Don’t make the mistake of taking the easy road. I recently watched a documentary on tv about a family who had to go without packaged food for a month. It was most fascinating and scary. These people just couldn’t cope without frozen meals. They had to learn how to cook and eat as a family. They hated it and seemed disturbed when the diet of ‘real food’ made them lose weight – something that they plainly needed to do. We are all to blame for the way our society is. Society is not something that gets passed down from on high. It happens as a result of the everyday choices that we make. Launch your own revolution right now. The more that you let others package your life for you, the more you let them profit from you. MSG is a flavor enhancer not flavor. Life arises from living not consuming.
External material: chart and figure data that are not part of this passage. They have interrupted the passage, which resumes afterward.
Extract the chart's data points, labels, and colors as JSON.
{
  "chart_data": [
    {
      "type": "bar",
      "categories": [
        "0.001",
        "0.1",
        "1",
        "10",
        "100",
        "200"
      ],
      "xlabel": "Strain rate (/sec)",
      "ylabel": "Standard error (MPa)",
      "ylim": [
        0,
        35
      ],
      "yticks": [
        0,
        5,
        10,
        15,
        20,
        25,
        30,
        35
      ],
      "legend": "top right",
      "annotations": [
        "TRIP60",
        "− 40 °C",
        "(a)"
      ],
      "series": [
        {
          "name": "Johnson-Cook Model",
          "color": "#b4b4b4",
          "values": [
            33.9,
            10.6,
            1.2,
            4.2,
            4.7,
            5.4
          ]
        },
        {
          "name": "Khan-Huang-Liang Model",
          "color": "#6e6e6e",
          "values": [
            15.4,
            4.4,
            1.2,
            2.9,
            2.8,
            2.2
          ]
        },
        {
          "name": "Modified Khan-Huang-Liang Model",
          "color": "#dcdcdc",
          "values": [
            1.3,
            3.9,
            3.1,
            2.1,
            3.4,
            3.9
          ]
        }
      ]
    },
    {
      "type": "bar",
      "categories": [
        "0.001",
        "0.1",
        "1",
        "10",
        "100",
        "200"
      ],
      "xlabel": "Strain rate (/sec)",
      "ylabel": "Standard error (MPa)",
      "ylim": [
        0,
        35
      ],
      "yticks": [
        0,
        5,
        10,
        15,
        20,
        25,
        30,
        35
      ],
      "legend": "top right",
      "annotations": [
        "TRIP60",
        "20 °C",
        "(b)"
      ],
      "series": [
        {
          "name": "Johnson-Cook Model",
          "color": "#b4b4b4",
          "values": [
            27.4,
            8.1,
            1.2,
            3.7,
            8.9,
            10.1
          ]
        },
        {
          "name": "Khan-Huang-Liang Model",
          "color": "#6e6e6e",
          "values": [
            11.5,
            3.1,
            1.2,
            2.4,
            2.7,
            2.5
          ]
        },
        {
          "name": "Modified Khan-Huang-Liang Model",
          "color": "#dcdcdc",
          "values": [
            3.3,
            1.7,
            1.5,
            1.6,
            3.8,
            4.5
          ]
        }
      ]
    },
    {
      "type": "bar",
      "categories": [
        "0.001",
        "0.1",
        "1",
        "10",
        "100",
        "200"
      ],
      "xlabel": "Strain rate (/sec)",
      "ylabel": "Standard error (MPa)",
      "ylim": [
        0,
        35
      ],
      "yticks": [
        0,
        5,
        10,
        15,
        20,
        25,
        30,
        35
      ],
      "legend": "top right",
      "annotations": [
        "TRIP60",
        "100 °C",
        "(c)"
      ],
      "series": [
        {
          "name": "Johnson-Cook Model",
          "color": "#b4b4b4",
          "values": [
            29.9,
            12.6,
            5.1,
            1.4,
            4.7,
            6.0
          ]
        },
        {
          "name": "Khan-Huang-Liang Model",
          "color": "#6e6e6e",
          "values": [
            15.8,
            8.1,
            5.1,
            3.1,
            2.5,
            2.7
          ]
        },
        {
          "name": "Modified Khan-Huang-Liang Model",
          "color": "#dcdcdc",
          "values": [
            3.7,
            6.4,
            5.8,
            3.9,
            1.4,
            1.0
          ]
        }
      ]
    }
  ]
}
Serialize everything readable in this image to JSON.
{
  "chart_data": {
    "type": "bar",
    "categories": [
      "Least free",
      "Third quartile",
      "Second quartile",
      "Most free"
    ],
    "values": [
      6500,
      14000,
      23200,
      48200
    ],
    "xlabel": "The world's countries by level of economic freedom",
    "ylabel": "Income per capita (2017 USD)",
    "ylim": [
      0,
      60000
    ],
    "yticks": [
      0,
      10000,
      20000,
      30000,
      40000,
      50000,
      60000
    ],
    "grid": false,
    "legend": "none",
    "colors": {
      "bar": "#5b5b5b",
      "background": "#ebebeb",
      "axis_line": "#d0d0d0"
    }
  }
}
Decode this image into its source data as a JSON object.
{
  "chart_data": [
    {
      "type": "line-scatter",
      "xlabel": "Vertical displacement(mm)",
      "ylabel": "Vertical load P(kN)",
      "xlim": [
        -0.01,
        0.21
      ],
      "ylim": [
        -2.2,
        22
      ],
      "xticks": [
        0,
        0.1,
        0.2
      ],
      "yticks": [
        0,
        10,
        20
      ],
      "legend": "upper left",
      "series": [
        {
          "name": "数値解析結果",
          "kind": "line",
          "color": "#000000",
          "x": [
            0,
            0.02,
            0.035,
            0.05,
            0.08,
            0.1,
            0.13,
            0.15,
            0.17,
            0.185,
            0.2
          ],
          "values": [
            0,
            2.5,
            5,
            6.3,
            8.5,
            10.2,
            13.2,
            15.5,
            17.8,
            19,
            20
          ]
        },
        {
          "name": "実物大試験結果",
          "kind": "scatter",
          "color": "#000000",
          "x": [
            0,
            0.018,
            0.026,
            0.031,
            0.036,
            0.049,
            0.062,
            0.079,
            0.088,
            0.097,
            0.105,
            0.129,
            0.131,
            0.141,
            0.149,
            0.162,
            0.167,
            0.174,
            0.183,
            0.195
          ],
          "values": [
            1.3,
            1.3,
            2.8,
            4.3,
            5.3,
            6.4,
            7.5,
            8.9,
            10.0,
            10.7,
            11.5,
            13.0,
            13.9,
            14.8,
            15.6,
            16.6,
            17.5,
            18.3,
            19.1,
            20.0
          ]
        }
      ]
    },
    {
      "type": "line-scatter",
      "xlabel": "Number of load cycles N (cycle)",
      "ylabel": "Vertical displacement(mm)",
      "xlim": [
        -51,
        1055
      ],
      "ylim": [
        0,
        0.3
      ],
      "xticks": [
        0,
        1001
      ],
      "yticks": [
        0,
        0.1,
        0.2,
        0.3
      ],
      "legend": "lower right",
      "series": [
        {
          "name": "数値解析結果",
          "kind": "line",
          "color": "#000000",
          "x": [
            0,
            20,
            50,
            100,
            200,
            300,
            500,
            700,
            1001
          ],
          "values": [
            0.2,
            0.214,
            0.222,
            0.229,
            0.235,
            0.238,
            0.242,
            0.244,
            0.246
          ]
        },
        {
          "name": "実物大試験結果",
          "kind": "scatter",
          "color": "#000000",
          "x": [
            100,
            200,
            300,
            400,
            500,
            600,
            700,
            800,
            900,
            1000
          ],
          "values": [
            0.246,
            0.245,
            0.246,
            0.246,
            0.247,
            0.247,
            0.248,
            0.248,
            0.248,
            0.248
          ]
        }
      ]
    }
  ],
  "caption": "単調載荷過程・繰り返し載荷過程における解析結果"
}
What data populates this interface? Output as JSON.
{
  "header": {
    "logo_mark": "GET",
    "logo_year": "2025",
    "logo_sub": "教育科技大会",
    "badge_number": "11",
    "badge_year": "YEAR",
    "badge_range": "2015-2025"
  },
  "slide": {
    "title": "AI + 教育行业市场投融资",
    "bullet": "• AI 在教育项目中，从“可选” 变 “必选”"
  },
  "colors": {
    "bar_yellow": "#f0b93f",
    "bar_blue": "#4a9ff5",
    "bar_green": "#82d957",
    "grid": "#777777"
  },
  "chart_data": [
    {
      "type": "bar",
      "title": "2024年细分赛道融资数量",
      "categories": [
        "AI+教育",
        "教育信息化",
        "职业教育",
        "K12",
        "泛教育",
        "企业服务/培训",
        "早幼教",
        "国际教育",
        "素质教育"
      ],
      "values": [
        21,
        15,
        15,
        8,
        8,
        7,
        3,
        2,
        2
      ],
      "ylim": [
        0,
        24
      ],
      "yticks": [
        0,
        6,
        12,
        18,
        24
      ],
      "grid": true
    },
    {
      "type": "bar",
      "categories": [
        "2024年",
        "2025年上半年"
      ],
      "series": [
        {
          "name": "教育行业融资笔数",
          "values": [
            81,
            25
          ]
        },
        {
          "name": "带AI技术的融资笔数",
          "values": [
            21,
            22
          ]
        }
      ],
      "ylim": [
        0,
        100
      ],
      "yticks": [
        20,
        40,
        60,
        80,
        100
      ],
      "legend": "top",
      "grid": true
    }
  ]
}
Gill Scott Heron once said that “The revolution will not be televised.” This time I think that he might be wrong. As soon as there is a new trend, the marketing men will take it up, gut it and sell it back to us as they have done since at least the 1950s. We must be very careful that, this time, we don’t let this happen. Don’t let your new leaders be paid massive salaries. Even better, shun the new self-proclaimed leader. Ask yourself what it is that you want and need and how you can help provide for the needs of others around you. I think that you will find that this will require little to no real financial expenditure, just a bit of time, honesty and caring that will repay itself amply.

Let’s make Cliff Richard’s song just that again, a nice love song, as we get to talking together more.

– Benedict Roff-Marsh
Kangaroo Point, Queensland, Australia.